I've been on a bit of a reading binge this week. I've finished two books and I'm about to finish a third, which is rare since I'm a slow reader.

It's helped that they've been entertaining.

On that note, I just finished JPod by Douglas Coupland, a book set in the video game industry. On the level of pure entertainment, I think it's one of the funniest books ever written.

And it's got all the Coupland strengths -- brilliantly-crafted, well-defined quirky characters, easy prose, and highly original figurative language. Also, Coupland is one of the few novelists who can actually write an office environment well, probably because he's one of the few who's been there.

But I found as I got farther into it that I began recommending it to fewer and fewer people. The book has some serious flaws.

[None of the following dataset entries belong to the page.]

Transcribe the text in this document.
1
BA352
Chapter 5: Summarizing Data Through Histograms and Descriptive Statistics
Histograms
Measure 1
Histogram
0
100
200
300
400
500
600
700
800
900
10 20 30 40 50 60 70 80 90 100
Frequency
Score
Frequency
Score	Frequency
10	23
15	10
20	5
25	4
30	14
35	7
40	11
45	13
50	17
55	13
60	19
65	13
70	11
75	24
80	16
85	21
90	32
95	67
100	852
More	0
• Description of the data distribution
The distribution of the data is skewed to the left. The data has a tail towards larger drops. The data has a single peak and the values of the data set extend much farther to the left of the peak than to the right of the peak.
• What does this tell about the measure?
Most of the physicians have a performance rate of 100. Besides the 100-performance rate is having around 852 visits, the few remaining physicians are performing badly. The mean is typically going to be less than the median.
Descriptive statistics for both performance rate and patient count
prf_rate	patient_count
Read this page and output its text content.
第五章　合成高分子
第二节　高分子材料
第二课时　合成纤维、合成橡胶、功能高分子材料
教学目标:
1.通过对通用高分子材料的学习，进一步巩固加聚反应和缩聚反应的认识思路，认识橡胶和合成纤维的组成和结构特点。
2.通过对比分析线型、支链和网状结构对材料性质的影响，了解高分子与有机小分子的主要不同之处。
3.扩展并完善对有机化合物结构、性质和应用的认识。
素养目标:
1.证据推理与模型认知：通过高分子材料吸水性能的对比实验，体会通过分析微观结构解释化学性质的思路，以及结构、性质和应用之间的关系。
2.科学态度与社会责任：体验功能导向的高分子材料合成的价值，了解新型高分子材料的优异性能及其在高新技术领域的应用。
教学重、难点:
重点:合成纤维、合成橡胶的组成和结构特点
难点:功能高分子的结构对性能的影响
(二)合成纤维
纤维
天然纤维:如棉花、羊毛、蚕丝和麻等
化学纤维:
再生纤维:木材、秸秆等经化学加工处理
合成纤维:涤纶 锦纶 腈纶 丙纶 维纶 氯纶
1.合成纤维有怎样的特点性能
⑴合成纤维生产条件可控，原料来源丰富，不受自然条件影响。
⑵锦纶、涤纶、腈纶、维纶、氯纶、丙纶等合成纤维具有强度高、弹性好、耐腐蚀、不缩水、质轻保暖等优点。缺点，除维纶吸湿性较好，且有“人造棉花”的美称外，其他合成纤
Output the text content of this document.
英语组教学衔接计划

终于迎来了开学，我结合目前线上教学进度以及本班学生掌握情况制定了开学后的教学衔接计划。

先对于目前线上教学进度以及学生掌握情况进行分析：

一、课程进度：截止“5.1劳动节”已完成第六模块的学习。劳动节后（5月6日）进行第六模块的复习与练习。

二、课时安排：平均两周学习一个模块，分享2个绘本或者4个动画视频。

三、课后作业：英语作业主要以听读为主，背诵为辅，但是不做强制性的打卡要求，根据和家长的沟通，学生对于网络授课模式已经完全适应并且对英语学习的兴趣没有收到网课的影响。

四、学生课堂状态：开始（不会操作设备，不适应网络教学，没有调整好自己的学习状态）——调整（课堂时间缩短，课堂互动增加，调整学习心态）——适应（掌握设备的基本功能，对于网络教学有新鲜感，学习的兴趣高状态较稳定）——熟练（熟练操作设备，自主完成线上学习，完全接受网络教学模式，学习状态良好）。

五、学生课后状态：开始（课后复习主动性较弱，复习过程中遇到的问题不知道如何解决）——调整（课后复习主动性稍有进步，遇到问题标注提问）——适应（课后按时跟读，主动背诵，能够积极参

The first of these is the filler. Most of this is built around the games played around the office as part of their daily procrastination -- "Write a love letter to Ronald Mcdonald" or "Write an ad for yourself on eBay." Those two were funny. But when they play pick-out-the-one-non-prime-number-in-ten-pages-of-primes or find-the-one-wrong-digit-of-pi-calculated-to-ten-million-digits -- and actually reproduce those numbers -- I honestly wonder if he was just trying to up his page count.

The second is that his knowledge of organized crime seems to come entirely from TV news reports. Even I could tell that.

But the worst problem by far is the Mary-Suing. And yes, it still counts as being a Mary Sue if you insert yourself into your novel as a sociopathic monster, especially if you're an evil business genius, though I admit I laughed out loud when the narrator described the experience of looking into Coupland's "cold, dead eyes" as like looking into "a well of drowned toddlers."

Again, it's still worth the read, especially if you're looking for something easy and not too serious, and if you like video games. But I'm disappointed because he used to be so interesting. Coupland used to be finding soul and beauty into the the unlikeliest corners of the modern world. Now he's tipped over the ledge of postmodernism, and doesn't seem to care.

The world celebrated in JPod is the shallow and empty world Margaret Atwood's Crake destroys in Oryx and Crake. I kept expecting the characters to be popping BlyssPluss.